No longer is Revenue Management just Revenue Management but a partner to pricing hence the title of this publication, the Journal of Revenue and Pricing Management. We have moved from the philosophy of mass pricing and cost-based pricing to understanding elasticity and creating algorithms to individual pricing. Liozu in his paper on the penetration of the pricing function concludes that findings establish reference measures for future studies and provide benchmark information for pricing executives wishing to establish a pricing function and to justify greater pricing investments. Vinod reports on attribute-based pricing as the new era of retailing in the hospitality industry. This approach to room pricing improves customer satisfaction, since customers can purchase exactly the type of room they want for a memorable stay. Concluding that attribute-based pricing facilitates the management of an infinite number of price points for the infinite options on the price demand curve that can be inventory controlled, thereby generating incremental revenues.
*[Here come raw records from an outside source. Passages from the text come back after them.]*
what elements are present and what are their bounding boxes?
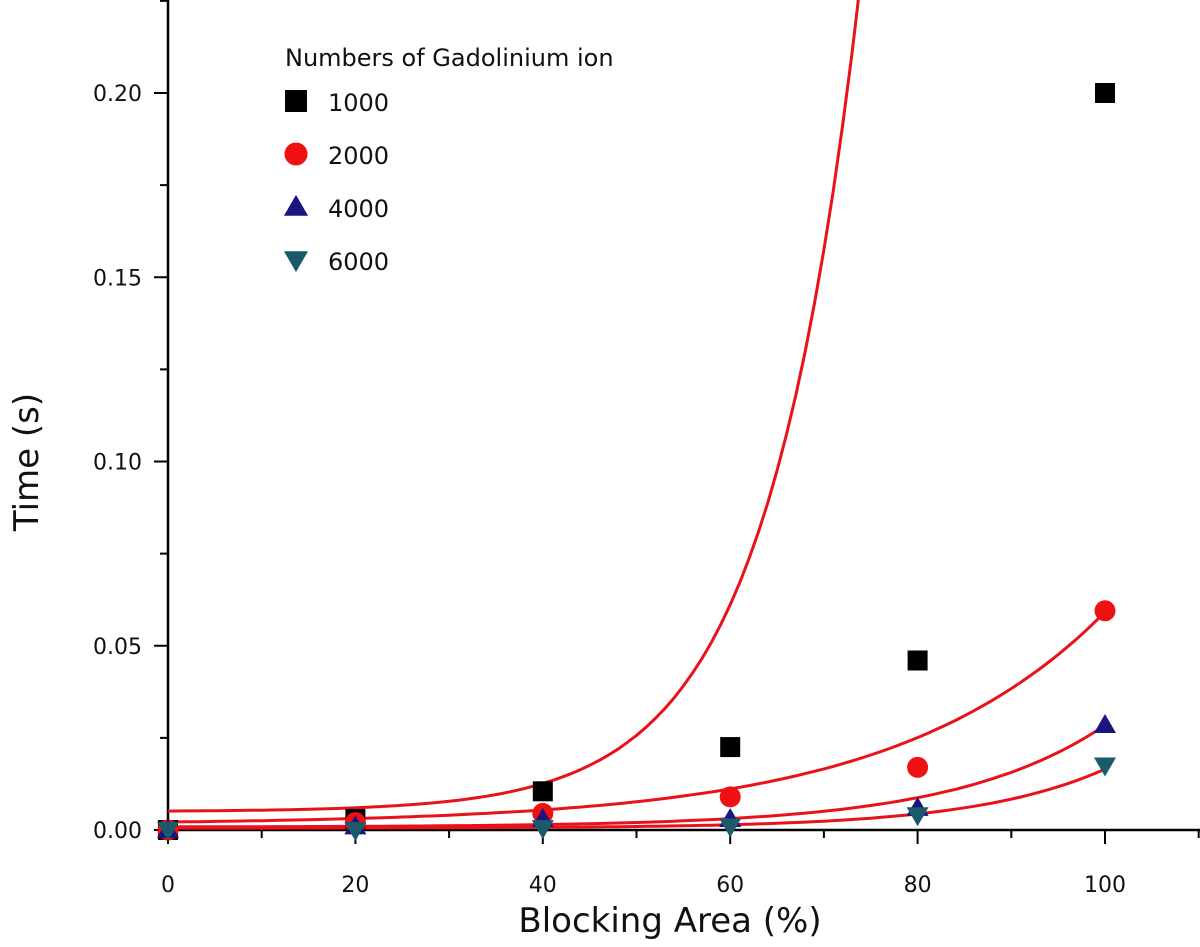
y-tick-label: 0.10 <box>93 451 142 476</box>
fit-curve-4000 <box>168 724 1106 829</box>
legend-marker-1000 <box>285 90 307 112</box>
fit-curve-1000 <box>167 0 860 813</box>
data-point-2000 <box>907 756 929 778</box>
x-tick-label: 80 <box>904 873 932 898</box>
data-point-4000 <box>1094 713 1116 733</box>
legend-label-6000: 6000 <box>328 248 389 276</box>
data-point-6000 <box>1094 757 1116 777</box>
data-point-1000 <box>720 737 741 758</box>
y-tick-label: 0.15 <box>93 266 142 291</box>
data-point-1000 <box>1095 83 1115 103</box>
data-point-6000 <box>719 818 742 838</box>
data-point-6000 <box>531 820 554 840</box>
y-tick-label: 0.05 <box>93 635 142 660</box>
x-axis-title: Blocking Area (%) <box>518 901 821 941</box>
data-point-6000 <box>906 807 929 827</box>
x-tick-label: 0 <box>161 873 175 898</box>
data-point-6000 <box>344 822 367 841</box>
data-point-1000 <box>907 650 928 671</box>
legend: Numbers of Gadolinium ion 1000 2000 4000 600… <box>283 44 614 276</box>
y-tick-label: 0.00 <box>93 819 142 844</box>
y-tick-label: 0.20 <box>93 82 142 107</box>
axes: 0 20 40 60 80 100 0.00 0.05 0.10 0.15 0.20 <box>93 0 1200 898</box>
data-point-6000 <box>157 822 179 841</box>
data-point-2000 <box>719 786 741 808</box>
legend-marker-6000 <box>283 251 309 273</box>
legend-marker-4000 <box>283 194 309 216</box>
fit-curve-6000 <box>168 767 1106 830</box>
legend-label-1000: 1000 <box>328 89 389 117</box>
y-axis-title: Time (s) <box>7 393 47 532</box>
x-tick-label: 60 <box>716 873 744 898</box>
fit-curves <box>167 0 1107 830</box>
legend-label-2000: 2000 <box>328 142 389 170</box>
legend-label-4000: 4000 <box>328 195 389 223</box>
legend-title: Numbers of Gadolinium ion <box>285 44 614 72</box>
data-points <box>157 83 1116 841</box>
data-point-1000 <box>532 781 553 802</box>
x-tick-label: 20 <box>341 873 369 898</box>
x-tick-label: 100 <box>1084 873 1126 898</box>
fit-curve-2000 <box>167 610 1107 824</box>
data-point-2000 <box>1094 600 1116 622</box>
x-tick-label: 40 <box>529 873 557 898</box>
legend-marker-2000 <box>284 142 308 166</box>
Hotel cancellation policies are an integral part of the hotel revenue management policies and practices and as such, play a crucial role in determining various aspects of the hotel business, including the goal of revenues and profits optimization. According to Riasi and colleagues, hotel cancellation policies in the US have indeed become stricter across the industry. The management of cancellation policies, strategies and operations is stricter with the shortening of the period of cancellation, higher charges and the development of appropriate tools. Like the hotel and airline industry, one of the growth areas of the application of Revenue Management has been the application of Revenue Management in the cruise industry. Sturm’s paper challenges existing models of formulation based on booking limits and independence of variables. Right at the heart of Revenue Management in the cruise industry is the cabin capacity allocation problem with the objective maximization of total revenue, resulting from both cabin sales and passengers’ onboard spending, generated by a single cruise with only one possible port of embarkation based upon a deterministic demand forecast system. Sturm’s finding suggests that in high demand situations, a booking limit policy using the booking limits determined by the proposed model will increase the revenue generated by a cruise. The contribution therefore of the model constitutes an improvement over existing approach.
Schlosser in his paper addresses on how online markets have become highly dynamic and competitive. Many sellers use automated data-driven strategies to estimate demand and to update prices frequently. Schlosser considers the unknown competitors’ strategies including reference price effects, and the interaction of data-driven strategies. They propose an automated data-driven strategy for e-commerce sellers to determine real-time price adjustments in competitive settings. The utility benefits of the study find that optimized repricing strategies avoid extreme prices and slightly undercut moderate competitor prices. In addition, restore the price level if needed, and force the competitor to raise the price by using severe price drops.
The airline industry is the heart of Revenue Management. Balaiyan proposes three parametric forecasting models that jointly estimate the volume component and the choice component of airline demand. The models are based on the assumptions of demand volume by considering the average demand of an Origin–Destination (O–D) market, booking curve, seasonality and day-of-the-week indices, and customer behaviour by including the maximum willingness-to-pay of the customer and the choice attributes of the available options. The importance of the model is based on the limitations of discrete-choice models as they usually do not consider the demand volume forecast, the seasonality and the customer’s maximum willingness-to-pay at the same time. The utility value of the models means that they can be used to forecast bookings for products at a given time interval and also for market-level forecasting. They can be used as an input to price optimization models. Forecast parameters can serve as an input for combined pricing and seat allocation models as well.